The dark Middle Ages

Swimming - and all of body culture - hit an all time low in the Middle Ages. Because of the spreading of the plague people blamed water, that’s why swimming and bathing faded from everyday life. Our ancestors were successful partly because of the fact that they could swim, since it happened many times that the enemy from Western Europe camped next to rivers, since they thought they were protected from that side, but the Hungarian light cavalry could swim through almost any river, so they could attack unexpectedly. 

The no swimming habit of the Middle Ages faded somewhere sooner - in the Renaissance - somewhere later. From the 17th century books which contained the technique of swimming and physical exercises were published all over Europe. They released the first book which covered the topic of how to save someone from drowning in 1741, which was written by the Dutch writer Jean Frédéric Bachstrom. While Bachstrom fought for swimming to be taught in schools, Maria Theresa forbade it in the Ratio Educationis. The turn was brought by the Napoleonic Wars. While in the army of Napoleon swimming was obligatory, in many countries it was forbidden to swim and bath in open water. In the Napoleonic Wars the number of drowned Habsburg soldiers was disastrously high. This opened the eyes of the anti-swimming party, this is why in the second half of 1810s they created wooden pools in Zagreb, Bratislava and Buda (near today’s Chain Bridge) and in Komárom. At first only soldiers could use it, later everyone was allowed to visit them.

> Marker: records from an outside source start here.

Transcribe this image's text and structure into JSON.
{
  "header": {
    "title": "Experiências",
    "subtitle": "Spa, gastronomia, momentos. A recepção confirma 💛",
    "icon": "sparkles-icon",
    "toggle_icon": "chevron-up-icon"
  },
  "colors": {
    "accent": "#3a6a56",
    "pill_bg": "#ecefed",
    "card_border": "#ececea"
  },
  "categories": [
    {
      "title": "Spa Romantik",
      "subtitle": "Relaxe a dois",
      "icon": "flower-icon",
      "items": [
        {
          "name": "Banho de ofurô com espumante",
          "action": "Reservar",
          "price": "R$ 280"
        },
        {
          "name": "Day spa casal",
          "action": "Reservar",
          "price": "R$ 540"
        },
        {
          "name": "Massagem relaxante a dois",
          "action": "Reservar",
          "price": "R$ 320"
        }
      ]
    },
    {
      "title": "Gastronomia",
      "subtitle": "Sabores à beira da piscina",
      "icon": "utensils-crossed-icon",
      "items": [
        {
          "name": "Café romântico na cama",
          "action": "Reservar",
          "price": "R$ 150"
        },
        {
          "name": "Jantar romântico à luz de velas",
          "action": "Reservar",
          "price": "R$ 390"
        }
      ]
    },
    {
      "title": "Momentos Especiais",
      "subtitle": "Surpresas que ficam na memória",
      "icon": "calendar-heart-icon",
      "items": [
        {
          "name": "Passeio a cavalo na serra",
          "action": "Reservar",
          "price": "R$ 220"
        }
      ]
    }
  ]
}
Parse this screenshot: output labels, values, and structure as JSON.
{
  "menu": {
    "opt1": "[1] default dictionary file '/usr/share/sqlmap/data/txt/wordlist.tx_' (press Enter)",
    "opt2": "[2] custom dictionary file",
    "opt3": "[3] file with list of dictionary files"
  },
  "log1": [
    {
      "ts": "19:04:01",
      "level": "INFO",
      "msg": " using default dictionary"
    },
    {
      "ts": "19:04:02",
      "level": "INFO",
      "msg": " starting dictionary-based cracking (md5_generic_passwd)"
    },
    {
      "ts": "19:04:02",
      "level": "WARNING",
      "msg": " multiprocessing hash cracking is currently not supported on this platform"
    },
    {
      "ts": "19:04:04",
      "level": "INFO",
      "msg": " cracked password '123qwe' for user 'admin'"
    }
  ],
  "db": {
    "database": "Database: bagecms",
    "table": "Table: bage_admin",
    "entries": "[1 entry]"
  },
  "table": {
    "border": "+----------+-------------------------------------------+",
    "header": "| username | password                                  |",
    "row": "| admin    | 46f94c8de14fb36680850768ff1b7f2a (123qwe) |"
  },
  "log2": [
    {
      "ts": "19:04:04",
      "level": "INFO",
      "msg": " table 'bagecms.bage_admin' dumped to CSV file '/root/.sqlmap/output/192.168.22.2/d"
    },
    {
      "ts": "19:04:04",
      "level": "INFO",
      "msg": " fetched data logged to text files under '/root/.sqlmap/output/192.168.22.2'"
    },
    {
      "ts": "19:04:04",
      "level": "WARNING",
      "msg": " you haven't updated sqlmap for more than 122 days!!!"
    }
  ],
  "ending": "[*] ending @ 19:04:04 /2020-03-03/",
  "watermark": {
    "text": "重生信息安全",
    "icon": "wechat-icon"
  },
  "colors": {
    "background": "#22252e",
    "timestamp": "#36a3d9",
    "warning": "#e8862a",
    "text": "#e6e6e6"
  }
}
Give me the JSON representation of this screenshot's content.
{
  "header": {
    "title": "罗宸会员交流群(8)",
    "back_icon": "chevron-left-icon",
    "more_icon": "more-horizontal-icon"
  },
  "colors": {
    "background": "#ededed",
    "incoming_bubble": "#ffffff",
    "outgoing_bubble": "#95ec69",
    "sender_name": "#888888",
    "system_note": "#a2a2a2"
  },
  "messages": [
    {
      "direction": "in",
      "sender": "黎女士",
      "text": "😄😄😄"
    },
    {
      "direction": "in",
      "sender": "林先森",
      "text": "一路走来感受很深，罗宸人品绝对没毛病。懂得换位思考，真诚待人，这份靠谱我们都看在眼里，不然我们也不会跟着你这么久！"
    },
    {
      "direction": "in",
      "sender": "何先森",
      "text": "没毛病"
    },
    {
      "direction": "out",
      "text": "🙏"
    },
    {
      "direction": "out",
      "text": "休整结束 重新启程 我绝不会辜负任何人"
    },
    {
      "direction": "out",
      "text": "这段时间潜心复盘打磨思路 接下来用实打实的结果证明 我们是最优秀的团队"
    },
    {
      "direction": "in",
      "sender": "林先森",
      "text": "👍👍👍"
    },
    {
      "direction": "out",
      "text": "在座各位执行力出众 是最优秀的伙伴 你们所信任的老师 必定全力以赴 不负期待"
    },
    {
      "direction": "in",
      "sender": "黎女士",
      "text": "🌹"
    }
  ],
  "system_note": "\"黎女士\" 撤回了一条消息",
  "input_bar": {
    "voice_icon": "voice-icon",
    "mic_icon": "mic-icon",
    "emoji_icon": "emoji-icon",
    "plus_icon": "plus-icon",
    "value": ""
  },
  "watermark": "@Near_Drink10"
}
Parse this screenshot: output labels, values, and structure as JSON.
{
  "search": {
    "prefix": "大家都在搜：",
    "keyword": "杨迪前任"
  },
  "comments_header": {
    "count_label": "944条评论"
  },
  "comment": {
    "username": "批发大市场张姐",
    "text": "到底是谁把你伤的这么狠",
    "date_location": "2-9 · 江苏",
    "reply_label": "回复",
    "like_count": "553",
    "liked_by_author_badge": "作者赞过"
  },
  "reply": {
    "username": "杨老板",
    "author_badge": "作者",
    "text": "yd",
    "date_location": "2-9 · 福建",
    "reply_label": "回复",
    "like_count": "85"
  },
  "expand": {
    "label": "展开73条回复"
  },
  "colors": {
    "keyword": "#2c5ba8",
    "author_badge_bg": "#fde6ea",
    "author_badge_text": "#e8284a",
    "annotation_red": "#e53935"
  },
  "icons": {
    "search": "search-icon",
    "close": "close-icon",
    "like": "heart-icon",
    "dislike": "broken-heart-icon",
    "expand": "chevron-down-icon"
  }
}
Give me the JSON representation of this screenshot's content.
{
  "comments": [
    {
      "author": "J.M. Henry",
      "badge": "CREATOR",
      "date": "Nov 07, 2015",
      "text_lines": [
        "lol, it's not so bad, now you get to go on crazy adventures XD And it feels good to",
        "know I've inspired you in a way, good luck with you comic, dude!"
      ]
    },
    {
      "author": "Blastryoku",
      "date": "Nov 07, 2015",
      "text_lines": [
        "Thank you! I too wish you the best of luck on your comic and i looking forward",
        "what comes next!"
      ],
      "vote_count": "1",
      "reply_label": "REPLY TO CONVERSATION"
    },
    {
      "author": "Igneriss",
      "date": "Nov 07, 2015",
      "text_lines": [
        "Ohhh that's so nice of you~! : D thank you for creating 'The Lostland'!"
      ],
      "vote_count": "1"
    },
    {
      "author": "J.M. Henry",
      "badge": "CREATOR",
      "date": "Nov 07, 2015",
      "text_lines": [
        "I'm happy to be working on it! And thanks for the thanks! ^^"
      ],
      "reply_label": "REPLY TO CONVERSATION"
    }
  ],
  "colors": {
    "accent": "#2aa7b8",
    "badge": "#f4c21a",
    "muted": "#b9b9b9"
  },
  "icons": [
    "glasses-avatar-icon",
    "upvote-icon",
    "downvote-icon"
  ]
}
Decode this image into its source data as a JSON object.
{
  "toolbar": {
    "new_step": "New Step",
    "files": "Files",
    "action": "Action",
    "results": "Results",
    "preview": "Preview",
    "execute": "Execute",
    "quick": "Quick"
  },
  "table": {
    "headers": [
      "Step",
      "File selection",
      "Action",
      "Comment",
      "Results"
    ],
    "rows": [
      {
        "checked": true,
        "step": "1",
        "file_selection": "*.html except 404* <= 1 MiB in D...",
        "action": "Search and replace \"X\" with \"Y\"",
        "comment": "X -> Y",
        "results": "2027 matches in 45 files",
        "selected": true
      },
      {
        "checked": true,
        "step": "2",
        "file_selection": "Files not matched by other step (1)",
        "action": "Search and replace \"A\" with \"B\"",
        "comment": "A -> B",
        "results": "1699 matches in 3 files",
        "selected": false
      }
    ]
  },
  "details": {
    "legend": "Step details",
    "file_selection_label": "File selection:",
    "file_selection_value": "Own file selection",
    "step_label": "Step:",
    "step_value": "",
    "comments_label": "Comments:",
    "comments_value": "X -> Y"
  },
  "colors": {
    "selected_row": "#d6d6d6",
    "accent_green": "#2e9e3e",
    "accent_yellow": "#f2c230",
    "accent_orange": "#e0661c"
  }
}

In Hungary Count István Széchenyi played an important role in making swimming more popular, who swam in the Danube almost every day, moreover, he swam it through multiple times. The best known Hungarian swimmer from that time was Miklós Wesselényi. He made bathing and swimming in Lake Balaton popular. He swam through Lake Balaton between Füred and Tihany in 1836 right after the Anna Ball. The first famous long distance swimmer in Hungary was Kálmán Szekrényessy. He was trained as an army officer in a pool, and he proved his aptitude many times in different stations. He swam through the Bosporus at Constantinople and the Gulf of Suez in 1877.


Swimming as a sport

For a long period of time it wasn’t the main motivation to swim fast, but to swim long distances. For a long time chronicles wrote about swimming through rivers and lakes, and in the case of nations that lived by the sea about swimming through bays. The first competitions were held in rivers, lakes and bays. One of the biggest events in the history of swimming was when Matthew Webb swam through the English Channel from Calais to Dover in 21 hours and 45 minutes. The alleged distance was 34 kilometres, but since he actually swam in a zigzag he covered a total of 64 kilometres. He covered his body with a thick fat layer because the temperature was 16 degrees Celsius. According to reports, he did the whole distance in breaststroke style. From the second half of the 19th century federations were established that organised swimming competitions in most countries, and in 1908 the international swimming federation FINA was established.

Hajós Alfréd

From the first Olympic Games in 1896 swimming was always in the programme of the Olympics. Swimmers had swum in open water in the first three games but they organised the competition in pools since the London Olympics in 1908. The first Hungarian Olympic champion, Alfréd Hajós swam in Athens in the Bay of Zea, which had a water temperature as low as 11 degrees Celsius. He dabbed his body with wax, but the cold water made his limbs stiff, - he was "swimming for his life" as he writes it in his own book - in the end he became the champion of 100m and 1200m freestyle swimming, the "Hungarian dolphin" as the Greek papers called him.


Although women were allowed to visit at the Olympics from 1900 they couldn’t compete until 1912. From that year women could compete but they were simply tolerated back then. It was hard for them to swim too, since they had to wear a dress from their neck to their ankle which wasn’t even suitable for bathing, let alone swimming. If they could compete, they were only allowed to participate in the 100m freestyle and 4x100m relay. That time it was forbidden for them to do backstroke, since it was against the norms to show their bellies and breasts; this rule changed in 1924.